The New York Times takes a close look at Juerg Judin’s Berlin gas station renovation project:
Mr. Judin, 47, bought it and its 800-square-meter (8,611-square-foot) corner lot for 500,000 euros ($740,000) in 2005. Over the next three years, he restored the existing building, erected a new wing and created an idyllic outdoor garden.
“The original idea was that it would be a space for an artist-in-residence,” said Mr. Judin who, with the New York dealer David Nolan, opened Nolan Judin Berlin in October 2008, a gallery that displays the works of prominent artists like George Grosz, the German painter, as well as up-and-comers like Adrian Ghenie, a contemporary Romanian painter. […]
The refurbished station alone would have made for a live/work area of about 93 square meters (970 square feet), but Mr. Judin figured that wasn’t enough space for an artist to really spread out. He added on to the existing structure a two-story building set at a 90-degree angle.

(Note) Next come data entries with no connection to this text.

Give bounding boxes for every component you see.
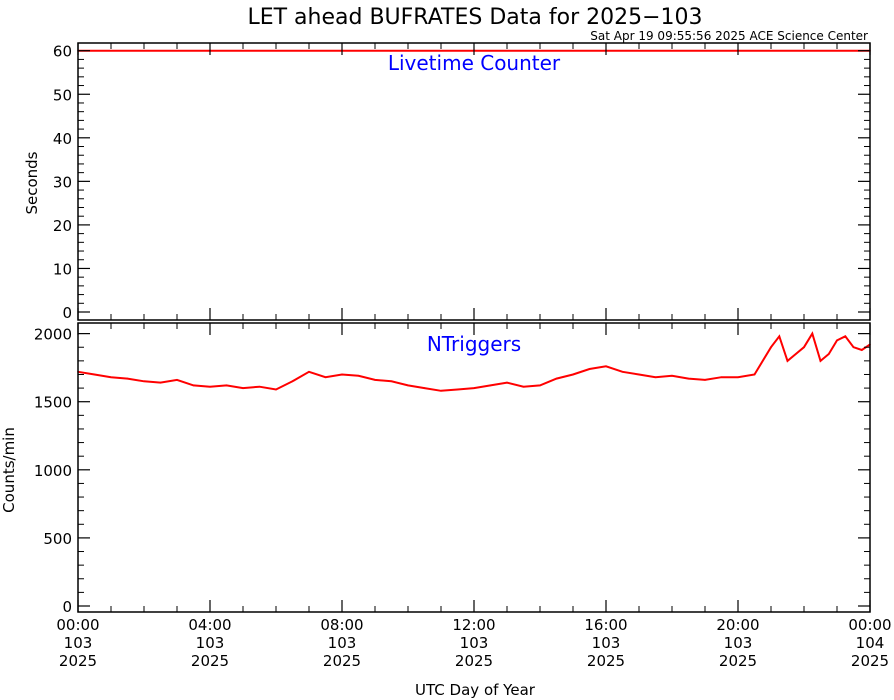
ntriggers-y-tick-label: 1000 xyxy=(34,462,72,480)
ntriggers-data-point xyxy=(605,365,607,368)
ntriggers-data-point xyxy=(572,373,574,376)
ntriggers-data-point xyxy=(225,384,228,387)
bottom-y-axis-label: Counts/min xyxy=(0,427,18,513)
livetime-y-tick-label: 0 xyxy=(62,304,72,322)
ntriggers-frame xyxy=(77,322,871,613)
x-tick-label-time: 16:00 xyxy=(584,616,627,634)
ntriggers-y-tick-label: 0 xyxy=(62,598,72,616)
ntriggers-data-point xyxy=(176,379,178,381)
livetime-y-tick-label: 40 xyxy=(53,130,72,148)
x-tick-label-year: 2025 xyxy=(59,652,97,670)
x-tick-label-time: 00:00 xyxy=(848,616,891,634)
ntriggers-data-point xyxy=(275,388,277,391)
x-tick-label-doy: 103 xyxy=(196,634,225,652)
ntriggers-data-point xyxy=(621,371,624,373)
ntriggers-data-point xyxy=(638,373,640,376)
ntriggers-data-point xyxy=(242,387,244,389)
ntriggers-data-point xyxy=(440,390,442,392)
ntriggers-data-point xyxy=(555,377,558,380)
x-tick-label-year: 2025 xyxy=(587,652,625,670)
ntriggers-data-point xyxy=(110,376,112,379)
ntriggers-data-point xyxy=(687,377,690,380)
ntriggers-data-point xyxy=(704,379,706,381)
ntriggers-data-point xyxy=(209,385,211,388)
x-tick-label-year: 2025 xyxy=(719,652,757,670)
ntriggers-data-point xyxy=(720,376,723,379)
livetime-y-tick-label: 60 xyxy=(53,43,72,61)
ntriggers-data-point xyxy=(489,384,492,387)
ntriggers-data-point xyxy=(844,335,847,338)
livetime-y-tick-label: 30 xyxy=(53,173,72,191)
ntriggers-data-point xyxy=(506,381,508,384)
livetime-frame xyxy=(77,42,871,321)
ntriggers-data-point xyxy=(324,376,327,379)
bottom-panel-title: NTriggers xyxy=(427,332,521,356)
ntriggers-data-point xyxy=(786,360,789,362)
ntriggers-data-point xyxy=(456,388,459,391)
ntriggers-data-point xyxy=(126,377,129,380)
ntriggers-data-point xyxy=(258,385,261,388)
x-tick-label-doy: 103 xyxy=(724,634,753,652)
x-tick-label-year: 2025 xyxy=(191,652,229,670)
x-tick-label-doy: 103 xyxy=(592,634,621,652)
livetime-y-tick-label: 20 xyxy=(53,217,72,235)
ntriggers-data-point xyxy=(159,381,162,384)
ntriggers-data-point xyxy=(390,380,393,383)
ntriggers-data-point xyxy=(473,387,475,389)
ntriggers-panel: 0 500 1000 1500 2000 xyxy=(34,322,871,616)
ntriggers-data-point xyxy=(753,373,756,376)
ntriggers-data-point xyxy=(539,384,541,387)
ntriggers-data-point xyxy=(143,380,145,383)
ntriggers-data-point xyxy=(836,339,838,342)
ntriggers-data-point xyxy=(770,346,772,349)
x-tick-label-time: 12:00 xyxy=(452,616,495,634)
ntriggers-data-point xyxy=(828,353,830,355)
ntriggers-data-point xyxy=(811,332,814,335)
x-tick-label-doy: 103 xyxy=(328,634,357,652)
ntriggers-data-point xyxy=(588,368,591,370)
ntriggers-data-point xyxy=(861,349,863,351)
ntriggers-data-point xyxy=(778,335,781,338)
x-axis-label: UTC Day of Year xyxy=(415,681,536,699)
x-tick-label-doy: 103 xyxy=(64,634,93,652)
ntriggers-data-point xyxy=(192,384,195,387)
x-tick-label-time: 04:00 xyxy=(188,616,231,634)
x-tick-label-doy: 104 xyxy=(856,634,885,652)
x-tick-label-time: 08:00 xyxy=(320,616,363,634)
x-tick-label-time: 20:00 xyxy=(716,616,759,634)
timestamp: Sat Apr 19 09:55:56 2025 ACE Science Cen… xyxy=(590,29,868,43)
ntriggers-y-tick-label: 2000 xyxy=(34,326,72,344)
livetime-y-tick-label: 10 xyxy=(53,260,72,278)
ntriggers-data-point xyxy=(795,353,797,355)
ntriggers-data-point xyxy=(803,346,805,349)
top-y-axis-label: Seconds xyxy=(23,151,41,214)
x-tick-label-doy: 103 xyxy=(460,634,489,652)
x-tick-label-time: 00:00 xyxy=(56,616,99,634)
ntriggers-data-point xyxy=(522,385,525,388)
chart-title: LET ahead BUFRATES Data for 2025−103 xyxy=(247,5,702,30)
top-panel-title: Livetime Counter xyxy=(388,51,561,75)
ntriggers-data-point xyxy=(357,375,360,377)
ntriggers-data-point xyxy=(308,371,310,373)
ntriggers-data-point xyxy=(423,387,426,389)
x-tick-label-year: 2025 xyxy=(851,652,889,670)
ntriggers-data-point xyxy=(93,373,96,376)
ntriggers-data-point xyxy=(852,346,855,349)
livetime-panel: 0 10 20 30 40 50 60 xyxy=(53,42,871,322)
x-tick-labels: 00:00103202504:00103202508:00103202512:0… xyxy=(56,616,891,670)
ntriggers-data-point xyxy=(671,375,673,377)
ntriggers-y-tick-label: 1500 xyxy=(34,394,72,412)
ntriggers-data-point xyxy=(341,373,343,376)
ntriggers-data-point xyxy=(291,380,294,383)
ntriggers-data-point xyxy=(737,376,739,379)
x-tick-label-year: 2025 xyxy=(455,652,493,670)
ntriggers-y-tick-label: 500 xyxy=(43,530,72,548)
ntriggers-data-point xyxy=(374,379,376,381)
ntriggers-data-point xyxy=(819,360,822,362)
ntriggers-data-point xyxy=(654,376,657,379)
ntriggers-data-point xyxy=(407,384,409,387)
x-tick-label-year: 2025 xyxy=(323,652,361,670)
livetime-y-tick-label: 50 xyxy=(53,86,72,104)
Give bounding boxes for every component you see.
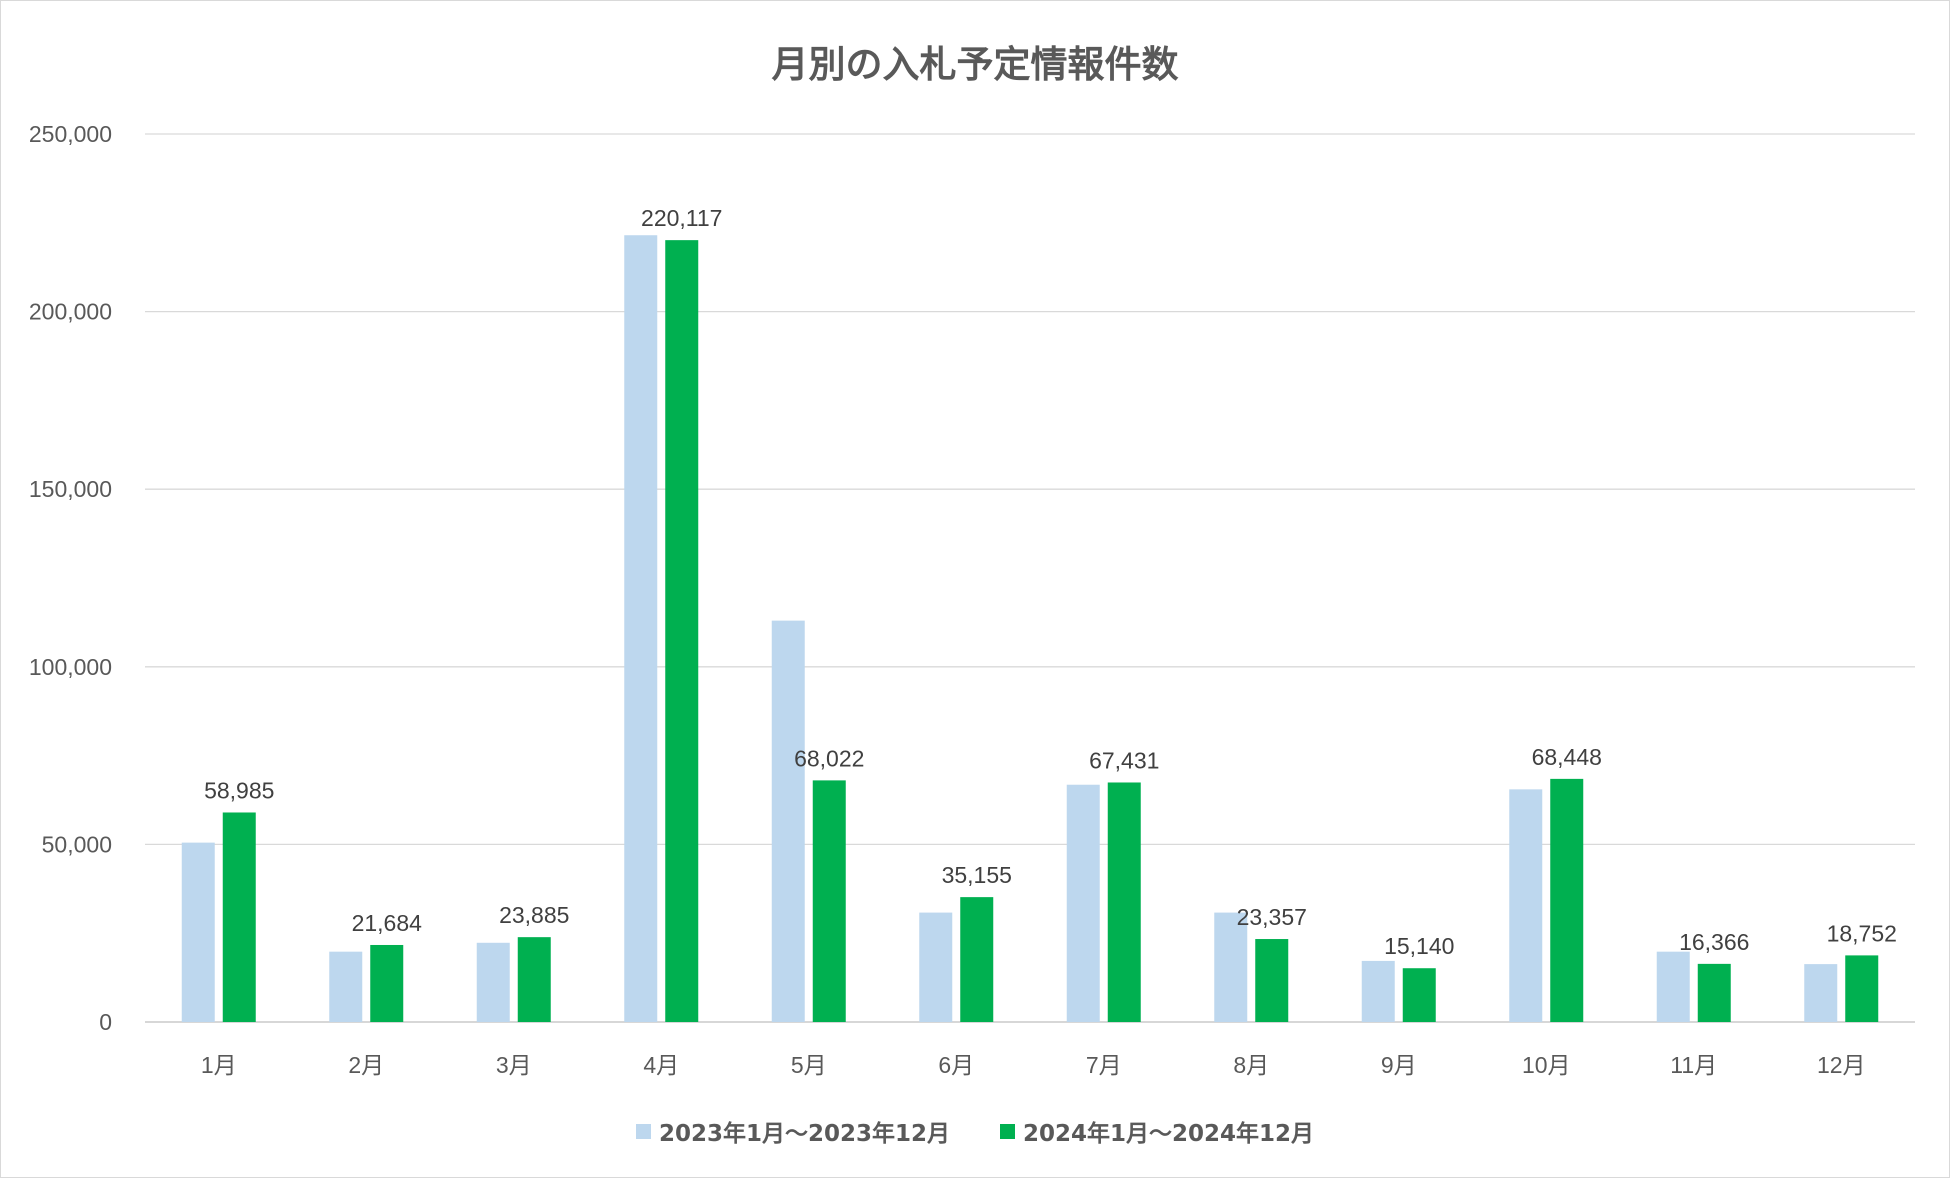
data-label: 21,684: [352, 910, 423, 936]
y-tick-label: 150,000: [29, 476, 112, 502]
bar-2024: [812, 780, 846, 1022]
bar-2023: [476, 942, 510, 1022]
bar-2024: [1402, 968, 1436, 1022]
data-label: 67,431: [1089, 747, 1159, 773]
chart-title: 月別の入札予定情報件数: [771, 43, 1179, 86]
legend-item-2024: 2024年1月～2024年12月: [1000, 1114, 1314, 1148]
bar-2024: [1550, 778, 1584, 1022]
bar-2023: [1214, 912, 1248, 1022]
data-label: 68,022: [794, 745, 864, 771]
legend-item-2023: 2023年1月～2023年12月: [635, 1114, 950, 1148]
x-tick-label: 8月: [1233, 1052, 1269, 1078]
x-tick-label: 7月: [1086, 1052, 1122, 1078]
x-tick-label: 9月: [1381, 1052, 1417, 1078]
data-label: 23,357: [1237, 904, 1307, 930]
x-tick-label: 2月: [348, 1052, 384, 1078]
data-label: 58,985: [204, 777, 274, 803]
bar-2023: [1509, 789, 1543, 1022]
bar-2023: [181, 842, 215, 1022]
data-label: 18,752: [1827, 920, 1897, 946]
legend-swatch-2023: [635, 1123, 651, 1139]
bar-2023: [329, 951, 363, 1022]
bar-2024: [517, 937, 551, 1022]
bar-2023: [1066, 784, 1100, 1022]
bar-2024: [960, 897, 994, 1022]
y-tick-label: 250,000: [29, 121, 112, 147]
bar-2024: [1697, 963, 1731, 1022]
x-tick-label: 3月: [496, 1052, 532, 1078]
bar-2023: [771, 620, 805, 1022]
y-tick-label: 100,000: [29, 654, 112, 680]
bar-2023: [624, 235, 658, 1022]
legend-label-2023: 2023年1月～2023年12月: [658, 1121, 950, 1147]
data-label: 220,117: [641, 205, 722, 231]
bar-2024: [665, 240, 699, 1022]
legend-swatch-2024: [1000, 1123, 1015, 1139]
bar-2023: [1804, 964, 1838, 1022]
data-label: 16,366: [1679, 929, 1749, 955]
legend-label-2024: 2024年1月～2024年12月: [1023, 1121, 1315, 1147]
y-tick-label: 0: [99, 1009, 112, 1035]
y-tick-label: 50,000: [42, 831, 112, 857]
x-tick-label: 1月: [201, 1052, 237, 1078]
x-tick-label: 10月: [1522, 1052, 1571, 1078]
bar-2023: [919, 912, 953, 1022]
y-tick-label: 200,000: [29, 299, 112, 325]
data-label: 35,155: [942, 862, 1012, 888]
data-label: 68,448: [1532, 744, 1602, 770]
bar-2024: [1107, 782, 1141, 1022]
data-label: 23,885: [499, 902, 569, 928]
bar-2023: [1361, 960, 1395, 1022]
x-tick-label: 5月: [791, 1052, 827, 1078]
bar-2024: [1255, 939, 1289, 1022]
bar-2024: [222, 812, 256, 1022]
bar-2024: [1845, 955, 1879, 1022]
x-tick-label: 12月: [1817, 1052, 1866, 1078]
legend: 2023年1月～2023年12月 2024年1月～2024年12月: [0, 1114, 1950, 1148]
bar-2024: [370, 944, 404, 1022]
x-tick-label: 4月: [643, 1052, 679, 1078]
x-tick-label: 11月: [1670, 1052, 1717, 1078]
x-tick-label: 6月: [938, 1052, 974, 1078]
bar-2023: [1656, 951, 1690, 1022]
data-label: 15,140: [1384, 933, 1454, 959]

The addition, shaped like an elongated trapezoid with translucent outer walls, created an additional 300 square meters (3,200 square feet).
The ground floor’s living space has a living room, a wall of art books — “Most of my library is still in storage,” Mr. Judin says — as well as a guest bedroom and bathroom and lots of wall space for rotating art. The upper floor is a 100-square-meter (1,076-square-foot) studio and exhibition space with a white floor, white walls and soft light filtering in through the translucent facade.